Introduction: Reading Critically through Global Inquiry
Reading literature to think about and transform oneself and the world involves reading to inquire into issues in children’s life experiences and in the broader society. These experiences support children in becoming critical and knowledgeable readers and thinkers. Readers are encouraged to engage deeply with the story world of a text and then to step back to share their personal connections and to reflect critically with others about the text and their responses. They engage in shared thinking about ideas based on critical inquiries that matter in their lives and world. This process of thinking is the focus of Van Horne Elementary School, which has a school-wide emphasis on global inquiry. Teachers and students work together in critically considering the world and their roles and responsibilities as global citizens.
Children at the school engage intensely with fiction, picture books and novels, to think deeply and critically, lingering longer in these texts to consider multiple layers of meaning and ideas. They also engage with nonfiction literature and read critically to compare information and issues across texts and learn facts about the topics as well as to consider conceptual issues. Literature is a tool for understanding the world and considering broader social and scientific issues as well as a means of facilitating children’s interest in a topic.
Critical literacy focuses on issues of power and oppression. Readers are challenged to critique and question “what is” and “who benefits” as well as to hope and consider possibility by asking “what if” and taking action for social change (Freire, 1970). Through critical literacy, children learn to problematize and develop a critical consciousness—to question the everyday world, to consider multiple perspectives, to examine power relationships within soiopolitical issues, and to consider actions to promote social justice (Lewison, Flint, & Sluys, 2002). This issue of WOW Stories is focused around these four dimensions of critical literacy.
The first section contains vignettes that highlight the ways that teachers support children’s thinking about literature and literacy to encourage them to question their “everyday” experiences through new lenses and to consider multiple perspectives. These vignettes include response strategies that teachers use to challenge children to think more deeply about literature and the kinds of tools, such as flowcharts, that facilitate children’s thinking. Other vignettes in this section share the engagements teachers use to immerse students in multiple perspectives through using a range of texts and a study of world languages, as well as through a focus on inquiry.
The second section contains vignettes that highlight ways of engaging children as conceptual thinkers about difficult sociopolitical issues. Teachers write about the instructional engagements they use to encourage students to think conceptually, in this case about power, hunger and poverty, and in making local and global connections to these issues. The third section contains vignettes in which teachers reflect on how they build on students’ conceptual thinking about difficult issues to move into taking action to promote social justice. Students first need to understand the issues and uncover the causes of difficult social issues before they are able to take action in a thoughtful manner.

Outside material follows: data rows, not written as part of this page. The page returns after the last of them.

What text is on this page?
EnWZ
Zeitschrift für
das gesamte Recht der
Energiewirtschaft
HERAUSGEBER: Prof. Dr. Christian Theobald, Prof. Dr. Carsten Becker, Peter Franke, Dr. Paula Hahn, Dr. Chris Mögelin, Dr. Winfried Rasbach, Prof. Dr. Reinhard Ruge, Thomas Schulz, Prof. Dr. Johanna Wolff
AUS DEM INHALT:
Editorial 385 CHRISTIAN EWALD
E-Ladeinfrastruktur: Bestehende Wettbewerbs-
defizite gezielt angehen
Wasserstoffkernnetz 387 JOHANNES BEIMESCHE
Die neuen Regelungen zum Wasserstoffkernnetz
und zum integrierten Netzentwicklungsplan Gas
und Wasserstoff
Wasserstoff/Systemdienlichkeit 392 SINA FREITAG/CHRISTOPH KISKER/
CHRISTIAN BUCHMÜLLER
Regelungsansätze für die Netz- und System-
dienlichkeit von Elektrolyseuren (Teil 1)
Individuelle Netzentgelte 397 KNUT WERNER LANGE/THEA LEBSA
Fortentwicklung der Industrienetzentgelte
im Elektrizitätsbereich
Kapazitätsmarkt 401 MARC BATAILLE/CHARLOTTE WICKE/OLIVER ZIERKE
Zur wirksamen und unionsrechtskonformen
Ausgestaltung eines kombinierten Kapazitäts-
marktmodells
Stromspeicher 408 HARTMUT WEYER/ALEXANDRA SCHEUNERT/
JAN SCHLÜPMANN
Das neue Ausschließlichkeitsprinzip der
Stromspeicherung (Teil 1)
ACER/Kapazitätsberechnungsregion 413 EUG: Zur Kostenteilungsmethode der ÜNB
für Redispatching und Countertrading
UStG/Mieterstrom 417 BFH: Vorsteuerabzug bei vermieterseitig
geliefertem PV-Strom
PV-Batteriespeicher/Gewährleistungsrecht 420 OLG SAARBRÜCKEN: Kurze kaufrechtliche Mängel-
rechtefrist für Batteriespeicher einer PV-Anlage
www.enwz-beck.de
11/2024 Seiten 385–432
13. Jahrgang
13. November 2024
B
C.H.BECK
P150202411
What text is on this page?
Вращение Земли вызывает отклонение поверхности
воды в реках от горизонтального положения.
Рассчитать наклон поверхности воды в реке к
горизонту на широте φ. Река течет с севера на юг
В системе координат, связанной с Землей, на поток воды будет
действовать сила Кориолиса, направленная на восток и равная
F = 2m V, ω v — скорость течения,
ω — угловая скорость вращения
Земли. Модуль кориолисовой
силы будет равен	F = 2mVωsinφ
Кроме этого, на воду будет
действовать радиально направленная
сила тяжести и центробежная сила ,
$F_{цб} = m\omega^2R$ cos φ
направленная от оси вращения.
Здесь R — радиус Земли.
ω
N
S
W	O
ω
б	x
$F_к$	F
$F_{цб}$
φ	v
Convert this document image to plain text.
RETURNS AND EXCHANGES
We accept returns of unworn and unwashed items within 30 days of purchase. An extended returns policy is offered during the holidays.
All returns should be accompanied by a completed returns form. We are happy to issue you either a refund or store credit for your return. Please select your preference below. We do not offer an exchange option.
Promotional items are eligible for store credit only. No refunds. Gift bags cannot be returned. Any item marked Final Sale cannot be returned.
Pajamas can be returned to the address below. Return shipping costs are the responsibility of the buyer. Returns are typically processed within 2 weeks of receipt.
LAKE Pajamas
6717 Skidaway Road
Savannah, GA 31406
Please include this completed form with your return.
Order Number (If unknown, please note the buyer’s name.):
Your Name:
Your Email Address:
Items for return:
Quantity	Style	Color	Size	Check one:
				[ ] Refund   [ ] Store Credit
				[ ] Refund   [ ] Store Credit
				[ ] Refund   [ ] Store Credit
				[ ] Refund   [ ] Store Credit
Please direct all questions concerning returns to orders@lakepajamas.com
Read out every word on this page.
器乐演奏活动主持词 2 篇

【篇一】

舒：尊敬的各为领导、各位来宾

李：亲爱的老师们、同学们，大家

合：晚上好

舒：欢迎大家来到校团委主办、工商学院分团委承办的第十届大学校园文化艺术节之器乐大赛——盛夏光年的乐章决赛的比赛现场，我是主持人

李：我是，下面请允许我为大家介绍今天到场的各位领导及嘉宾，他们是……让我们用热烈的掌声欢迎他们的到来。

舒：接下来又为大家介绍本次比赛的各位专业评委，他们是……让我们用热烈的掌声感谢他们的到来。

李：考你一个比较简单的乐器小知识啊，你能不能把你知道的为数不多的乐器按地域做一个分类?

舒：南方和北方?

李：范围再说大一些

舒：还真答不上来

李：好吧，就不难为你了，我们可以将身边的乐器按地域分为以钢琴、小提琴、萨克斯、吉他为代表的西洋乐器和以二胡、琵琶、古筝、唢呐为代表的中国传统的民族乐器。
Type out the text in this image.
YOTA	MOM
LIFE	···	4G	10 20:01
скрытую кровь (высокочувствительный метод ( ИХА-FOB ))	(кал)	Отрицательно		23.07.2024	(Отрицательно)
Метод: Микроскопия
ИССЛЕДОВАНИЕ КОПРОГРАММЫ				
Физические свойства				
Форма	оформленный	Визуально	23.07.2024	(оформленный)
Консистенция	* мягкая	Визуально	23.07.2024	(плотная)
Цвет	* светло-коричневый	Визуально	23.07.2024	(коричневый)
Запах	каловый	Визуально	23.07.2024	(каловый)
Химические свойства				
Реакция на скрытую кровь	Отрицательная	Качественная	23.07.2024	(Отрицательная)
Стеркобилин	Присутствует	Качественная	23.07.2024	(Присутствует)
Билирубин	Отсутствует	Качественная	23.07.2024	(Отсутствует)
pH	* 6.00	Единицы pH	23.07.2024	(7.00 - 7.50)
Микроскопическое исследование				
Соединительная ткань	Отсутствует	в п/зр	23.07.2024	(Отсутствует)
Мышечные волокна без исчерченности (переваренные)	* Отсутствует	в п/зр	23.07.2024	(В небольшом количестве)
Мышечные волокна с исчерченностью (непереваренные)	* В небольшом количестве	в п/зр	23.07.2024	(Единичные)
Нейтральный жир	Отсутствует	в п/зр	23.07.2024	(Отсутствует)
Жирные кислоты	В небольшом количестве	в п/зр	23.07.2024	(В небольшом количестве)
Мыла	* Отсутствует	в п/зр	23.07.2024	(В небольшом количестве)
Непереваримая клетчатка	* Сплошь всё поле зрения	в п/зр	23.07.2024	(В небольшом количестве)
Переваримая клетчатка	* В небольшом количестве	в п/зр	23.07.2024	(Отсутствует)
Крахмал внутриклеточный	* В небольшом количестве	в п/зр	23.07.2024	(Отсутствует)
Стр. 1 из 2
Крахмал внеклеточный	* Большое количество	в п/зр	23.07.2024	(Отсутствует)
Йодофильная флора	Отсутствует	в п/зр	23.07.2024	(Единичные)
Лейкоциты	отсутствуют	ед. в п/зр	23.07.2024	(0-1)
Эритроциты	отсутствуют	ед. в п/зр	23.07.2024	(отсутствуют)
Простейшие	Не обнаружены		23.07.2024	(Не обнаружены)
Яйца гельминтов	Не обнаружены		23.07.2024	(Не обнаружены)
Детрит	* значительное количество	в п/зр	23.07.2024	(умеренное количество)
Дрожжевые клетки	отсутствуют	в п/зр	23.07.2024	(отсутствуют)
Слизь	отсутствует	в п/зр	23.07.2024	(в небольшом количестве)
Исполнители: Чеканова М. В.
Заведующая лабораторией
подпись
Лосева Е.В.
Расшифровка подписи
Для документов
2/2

The vignettes in this issue show teachers’ struggles to support students in global inquiry as well as the tranformations in student thinking and their deep engagement in these inquries and global literature. The thread that runs across all of the vignettes is the belief that readers have the social responsibility to negotiate personal and cultural meanings from literature that create the possibility for social change in both their immediate and global communities.
Freire, P. (1972). Pedagogy of the oppressed. New York: Herder & Herder.
Lewison, M., Flint, A.S., & Sluys, K.V. (2002). Taking on critical literacy: The journey of newcomers and novices. Language Arts, 79(5), 415-424.